Assume a series of individual data bytes sent by an application is slowly flowing into an established TCP connection. Normally TCP will wait a minimum period of time for some data bytes to pile up in the local buffer, and then create a TCP segment with all those buffered data bytes and send it. This is obviously much more efficient than creating a new segment for every single data byte as it arrives in the buffer, at the cost of slight latency. A segment will be created sooner than that if the Max Segment Size (MSS) number of bytes has been received in the buffer, and in that case TCP will immediately send a completely full segment.
However when the application specifies a PSH for a particular TCP connection, as each data byte arrives it is immediately placed in a segment and sent by TCP, and the PSH flag is also set in the created segment. This indicates to the receiver that a PSH is in effect from the other end, segments carrying very small amounts of data can be expected, and to not perform any buffering on its end either: the receiver's TCP immediately pushes the data bytes up to the application as soon as they are received.
I'm pretty sure intervening routers/firewalls could care less about the TCP PSH flag and aren't looking at it other than maybe for logging purposes in the case of "TCP out of state".
A classic example of an application that will request a PSH from TCP is an SSH or telnet connection, where individual keystrokes are being typed, and they don't appear on the screen until they are acknowledged (or I guess you could say "reflected") by the other side. Obviously the user wants to see their individual keystrokes appear immediately (PSH) as they are typed and not type a bunch of characters, see a slight delay, then all the typed characters appear at once.
The URG flag was originally intended to allow certain critical TCP segments to "jump the queue" ahead of other segments associated with that connection. So as an example suppose a client has sent 65Kbytes of data in a TCP connection, and the TCP send window has closed; in other words no ACK has been received yet so the sender has to stop and wait for an ACK from the receiver before more data can be sent.

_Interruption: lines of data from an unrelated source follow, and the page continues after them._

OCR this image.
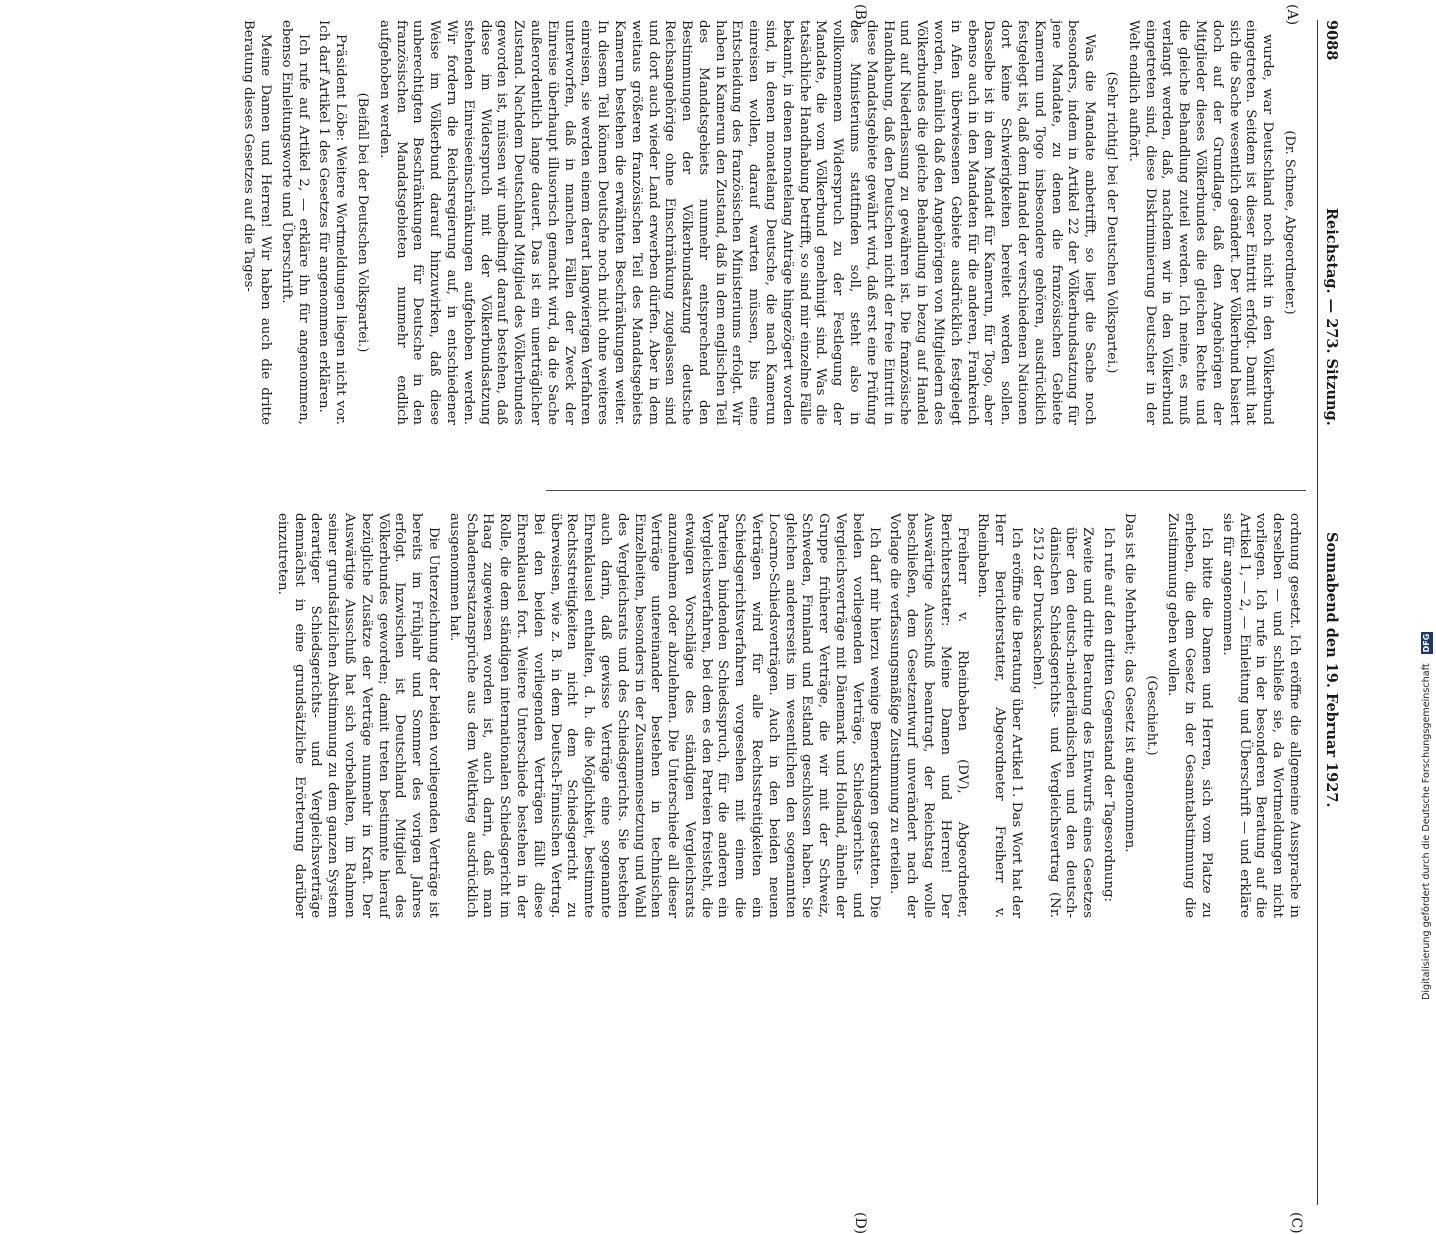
9088
Reichstag. — 273. Sitzung.
Sonnabend den 19. Februar 1927.
(A)
(B)
(C)
(D)

(Dr. Schnee, Abgeordneter.)

wurde, war Deutschland noch nicht in den Völkerbund eingetreten. Seitdem ist dieser Eintritt erfolgt. Damit hat sich die Sache wesentlich geändert. Der Völkerbund basiert doch auf der Grundlage, daß den Angehörigen der Mitglieder dieses Völkerbundes die gleichen Rechte und die gleiche Behandlung zuteil werden. Ich meine, es muß verlangt werden, daß, nachdem wir in den Völkerbund eingetreten sind, diese Diskriminierung Deutscher in der Welt endlich aufhört.

(Sehr richtig! bei der Deutschen Volkspartei.)

Was die Mandate anbetrifft, so liegt die Sache noch besonders, indem in Artikel 22 der Völkerbundsatzung für jene Mandate, zu denen die französischen Gebiete Kamerun und Togo insbesondere gehören, ausdrücklich festgelegt ist, daß dem Handel der verschiedenen Nationen dort keine Schwierigkeiten bereitet werden sollen. Dasselbe ist in dem Mandat für Kamerun, für Togo, aber ebenso auch in den Mandaten für die anderen, Frankreich in Afien überwiesenen Gebiete ausdrücklich festgelegt worden, nämlich daß den Angehörigen von Mitgliedern des Völkerbundes die gleiche Behandlung in bezug auf Handel und auf Niederlassung zu gewähren ist. Die französische Handhabung, daß den Deutschen nicht der freie Eintritt in diese Mandatsgebiete gewährt wird, daß erst eine Prüfung des Ministeriums stattfinden soll, steht also in vollkommenem Widerspruch zu der Festlegung der Mandate, die vom Völkerbund genehmigt sind. Was die tatsächliche Handhabung betrifft, so sind mir einzelne Fälle bekannt, in denen monatelang Anträge hingezögert worden sind, in denen monatelang Deutsche, die nach Kamerun einreisen wollen, darauf warten müssen, bis eine Entscheidung des französischen Ministeriums erfolgt. Wir haben in Kamerun den Zustand, daß in dem englischen Teil des Mandatsgebiets nunmehr entsprechend den Bestimmungen der Völkerbundsatzung deutsche Reichsangehörige ohne Einschränkung zugelassen sind und dort auch wieder Land erwerben dürfen. Aber in dem weitaus größeren französischen Teil des Mandatsgebiets Kamerun bestehen die erwähnten Beschränkungen weiter. In diesem Teil können Deutsche noch nicht ohne weiteres einreisen, sie werden einem derart langwierigen Verfahren unterworfen, daß in manchen Fällen der Zweck der Einreise überhaupt illusorisch gemacht wird, da die Sache außerordentlich lange dauert. Das ist ein unerträglicher Zustand. Nachdem Deutschland Mitglied des Völkerbundes geworden ist, müssen wir unbedingt darauf bestehen, daß diese im Widerspruch mit der Völkerbundsatzung stehenden Einreiseeinschränkungen aufgehoben werden. Wir fordern die Reichsregierung auf, in entschiedener Weise im Völkerbund darauf hinzuwirken, daß diese unberechtigten Beschränkungen für Deutsche in den französischen Mandatsgebieten nunmehr endlich aufgehoben werden.

(Beifall bei der Deutschen Volkspartei.)

Präsident Löbe: Weitere Wortmeldungen liegen nicht vor. Ich darf Artikel 1 des Gesetzes für angenommen erklären.

Ich rufe auf Artikel 2, — erkläre ihn für angenommen, ebenso Einleitungsworte und Überschrift.

Meine Damen und Herren! Wir haben auch die dritte Beratung dieses Gesetzes auf die Tages-

ordnung gesetzt. Ich eröffne die allgemeine Aussprache in derselben — und schließe sie, da Wortmeldungen nicht vorliegen. Ich rufe in der besonderen Beratung auf die Artikel 1, — 2, — Einleitung und Überschrift — und erkläre sie für angenommen.

Ich bitte die Damen und Herren, sich vom Platze zu erheben, die dem Gesetz in der Gesamtabstimmung die Zustimmung geben wollen.

(Geschieht.)

Das ist die Mehrheit; das Gesetz ist angenommen.

Ich rufe auf den dritten Gegenstand der Tagesordnung:

Zweite und dritte Beratung des Entwurfs eines Gesetzes über den deutsch-niederländischen und den deutsch-dänischen Schiedsgerichts- und Vergleichsvertrag (Nr. 2512 der Drucksachen).

Ich eröffne die Beratung über Artikel 1. Das Wort hat der Herr Berichterstatter, Abgeordneter Freiherr v. Rheinbaben.

Freiherr v. Rheinbaben (DV), Abgeordneter, Berichterstatter: Meine Damen und Herren! Der Auswärtige Ausschuß beantragt, der Reichstag wolle beschließen, dem Gesetzentwurf unverändert nach der Vorlage die verfassungsmäßige Zustimmung zu erteilen.

Ich darf mir hierzu wenige Bemerkungen gestatten. Die beiden vorliegenden Verträge, Schiedsgerichts- und Vergleichsverträge mit Dänemark und Holland, ähneln der Gruppe früherer Verträge, die wir mit der Schweiz, Schweden, Finnland und Estland geschlossen haben. Sie gleichen andererseits im wesentlichen den sogenannten Locarno-Schiedsverträgen. Auch in den beiden neuen Verträgen wird für alle Rechtsstreitigkeiten ein Schiedsgerichtsverfahren vorgesehen mit einem die Parteien bindenden Schiedsspruch, für die anderen ein Vergleichsverfahren, bei dem es den Parteien freisteht, die etwaigen Vorschläge des ständigen Vergleichsrats anzunehmen oder abzulehnen. Die Unterschiede all dieser Verträge untereinander bestehen in technischen Einzelheiten, besonders in der Zusammensetzung und Wahl des Vergleichsrats und des Schiedsgerichts. Sie bestehen auch darin, daß gewisse Verträge eine sogenannte Ehrenklausel enthalten, d. h. die Möglichkeit, bestimmte Rechtsstreitigkeiten nicht dem Schiedsgericht zu überweisen, wie z. B. in dem Deutsch-Finnischen Vertrag. Bei den beiden vorliegenden Verträgen fällt diese Ehrenklausel fort. Weitere Unterschiede bestehen in der Rolle, die dem ständigen internationalen Schiedsgericht im Haag zugewiesen worden ist, auch darin, daß man Schadenersatzansprüche aus dem Weltkrieg ausdrücklich ausgenommen hat.

Die Unterzeichnung der beiden vorliegenden Verträge ist bereits im Frühjahr und Sommer des vorigen Jahres erfolgt. Inzwischen ist Deutschland Mitglied des Völkerbundes geworden; damit treten bestimmte hierauf bezügliche Zusätze der Verträge nunmehr in Kraft. Der Auswärtige Ausschuß hat sich vorbehalten, im Rahmen seiner grundsätzlichen Abstimmung zu dem ganzen System derartiger Schiedsgerichts- und Vergleichsverträge demnächst in eine grundsätzliche Erörterung darüber einzutreten.

Digitalisierung gefördert durch die Deutsche Forschungsgemeinschaft DFG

So there are a bunch of TCP segments queued up on the receiver and it is handling them in its usual FIFO fashion. Now suppose that while the sender is waiting, the connection is forcibly killed (reset) on the sending end. The sender will send a TCP RST, and set the URG flag as well. When the receiver gets this RST URG segment, it is supposed to jump it over all the currently-queued segments (thus violating FIFO) and process it first. The receiver sees the RST, kills the connection on its end, and doesn't bother to process all the queued segments for that connection, it simply throws them away and doesn't waste its time trying process segments for a connection that it knows is already dead. Without URG set if the RST segment had to wait at the end of the queue FIFO style to get processed, the receiver would waste its time processing all those queued segments (sending ACKs too), only to eventually figure out that the connection was already considered dead by the sender and it could care less.

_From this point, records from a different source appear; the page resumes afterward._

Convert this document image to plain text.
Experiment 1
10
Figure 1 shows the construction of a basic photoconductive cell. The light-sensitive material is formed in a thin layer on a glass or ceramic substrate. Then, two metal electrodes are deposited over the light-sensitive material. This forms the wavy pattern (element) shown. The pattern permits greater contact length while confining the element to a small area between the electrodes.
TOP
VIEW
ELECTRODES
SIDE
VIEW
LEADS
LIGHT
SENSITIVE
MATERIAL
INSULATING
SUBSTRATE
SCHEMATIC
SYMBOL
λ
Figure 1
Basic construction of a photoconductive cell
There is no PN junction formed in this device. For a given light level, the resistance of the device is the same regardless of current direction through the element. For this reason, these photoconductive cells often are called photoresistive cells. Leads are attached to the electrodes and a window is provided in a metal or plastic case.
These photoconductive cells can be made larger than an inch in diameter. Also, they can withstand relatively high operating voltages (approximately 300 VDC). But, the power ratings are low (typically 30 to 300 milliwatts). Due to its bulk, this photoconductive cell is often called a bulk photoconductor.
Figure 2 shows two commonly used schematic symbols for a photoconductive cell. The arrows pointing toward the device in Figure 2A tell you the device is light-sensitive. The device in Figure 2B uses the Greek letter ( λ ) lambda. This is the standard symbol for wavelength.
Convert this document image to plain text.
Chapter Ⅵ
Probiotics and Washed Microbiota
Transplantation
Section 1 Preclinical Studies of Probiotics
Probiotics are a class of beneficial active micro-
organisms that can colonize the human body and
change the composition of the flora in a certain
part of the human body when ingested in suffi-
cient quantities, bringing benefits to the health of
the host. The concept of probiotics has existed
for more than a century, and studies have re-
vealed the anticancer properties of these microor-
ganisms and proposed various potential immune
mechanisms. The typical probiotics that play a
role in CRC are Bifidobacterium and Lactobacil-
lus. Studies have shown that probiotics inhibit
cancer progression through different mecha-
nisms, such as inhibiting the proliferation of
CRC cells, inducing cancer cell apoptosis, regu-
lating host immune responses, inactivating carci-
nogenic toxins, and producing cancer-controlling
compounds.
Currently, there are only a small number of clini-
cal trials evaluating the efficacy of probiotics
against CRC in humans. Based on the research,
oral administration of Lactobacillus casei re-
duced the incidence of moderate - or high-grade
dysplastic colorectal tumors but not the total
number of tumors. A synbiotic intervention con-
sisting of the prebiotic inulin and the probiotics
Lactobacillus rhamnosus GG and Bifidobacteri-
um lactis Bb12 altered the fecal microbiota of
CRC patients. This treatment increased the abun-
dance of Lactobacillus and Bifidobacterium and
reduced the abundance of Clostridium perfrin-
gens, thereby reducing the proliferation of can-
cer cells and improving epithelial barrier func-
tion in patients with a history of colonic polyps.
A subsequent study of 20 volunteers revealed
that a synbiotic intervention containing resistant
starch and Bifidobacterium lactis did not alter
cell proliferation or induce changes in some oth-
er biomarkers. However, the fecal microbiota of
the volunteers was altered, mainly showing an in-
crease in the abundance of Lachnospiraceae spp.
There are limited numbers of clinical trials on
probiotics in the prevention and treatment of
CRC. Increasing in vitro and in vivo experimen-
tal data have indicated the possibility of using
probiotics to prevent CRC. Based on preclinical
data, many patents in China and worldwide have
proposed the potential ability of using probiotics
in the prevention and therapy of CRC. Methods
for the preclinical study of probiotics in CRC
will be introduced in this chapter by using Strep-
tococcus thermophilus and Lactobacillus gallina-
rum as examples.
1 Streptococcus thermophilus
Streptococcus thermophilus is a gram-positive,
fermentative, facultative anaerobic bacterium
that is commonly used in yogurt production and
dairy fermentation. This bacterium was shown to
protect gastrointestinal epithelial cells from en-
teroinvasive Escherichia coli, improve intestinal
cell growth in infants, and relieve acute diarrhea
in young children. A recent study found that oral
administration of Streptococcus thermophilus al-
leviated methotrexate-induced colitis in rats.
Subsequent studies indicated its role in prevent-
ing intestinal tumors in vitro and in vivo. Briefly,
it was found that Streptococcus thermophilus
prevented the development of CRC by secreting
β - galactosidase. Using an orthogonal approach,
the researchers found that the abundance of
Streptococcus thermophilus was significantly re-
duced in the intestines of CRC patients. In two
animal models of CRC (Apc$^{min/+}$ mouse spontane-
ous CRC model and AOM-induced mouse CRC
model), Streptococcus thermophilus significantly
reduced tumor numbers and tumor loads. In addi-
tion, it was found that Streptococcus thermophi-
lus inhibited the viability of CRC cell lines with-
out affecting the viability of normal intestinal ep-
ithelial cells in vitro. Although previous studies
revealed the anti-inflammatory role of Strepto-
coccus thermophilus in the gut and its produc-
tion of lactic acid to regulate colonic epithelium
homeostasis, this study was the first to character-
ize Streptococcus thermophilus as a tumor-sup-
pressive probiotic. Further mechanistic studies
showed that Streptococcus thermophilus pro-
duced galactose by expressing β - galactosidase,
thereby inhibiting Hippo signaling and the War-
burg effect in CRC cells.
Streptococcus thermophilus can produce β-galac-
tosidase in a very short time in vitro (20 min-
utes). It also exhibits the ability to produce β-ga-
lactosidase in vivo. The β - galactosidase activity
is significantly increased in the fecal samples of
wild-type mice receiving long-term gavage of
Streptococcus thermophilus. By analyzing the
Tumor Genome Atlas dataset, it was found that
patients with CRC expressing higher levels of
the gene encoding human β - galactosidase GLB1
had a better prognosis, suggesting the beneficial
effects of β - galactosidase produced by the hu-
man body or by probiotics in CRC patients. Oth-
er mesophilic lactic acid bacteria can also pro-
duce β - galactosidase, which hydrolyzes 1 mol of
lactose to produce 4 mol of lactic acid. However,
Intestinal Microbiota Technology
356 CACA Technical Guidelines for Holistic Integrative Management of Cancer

As Dameon said URG was part of the original TCP specification, but was never really implemented consistently by the various vendors. I don't think intervening routers or firewalls care about the URG flag either, but I suppose some traffic shaping or QoS mechanisms might have the capability to look for the URG flag and give that segment some kind of special priority, however I don't recall ever seeing anything like that in practice.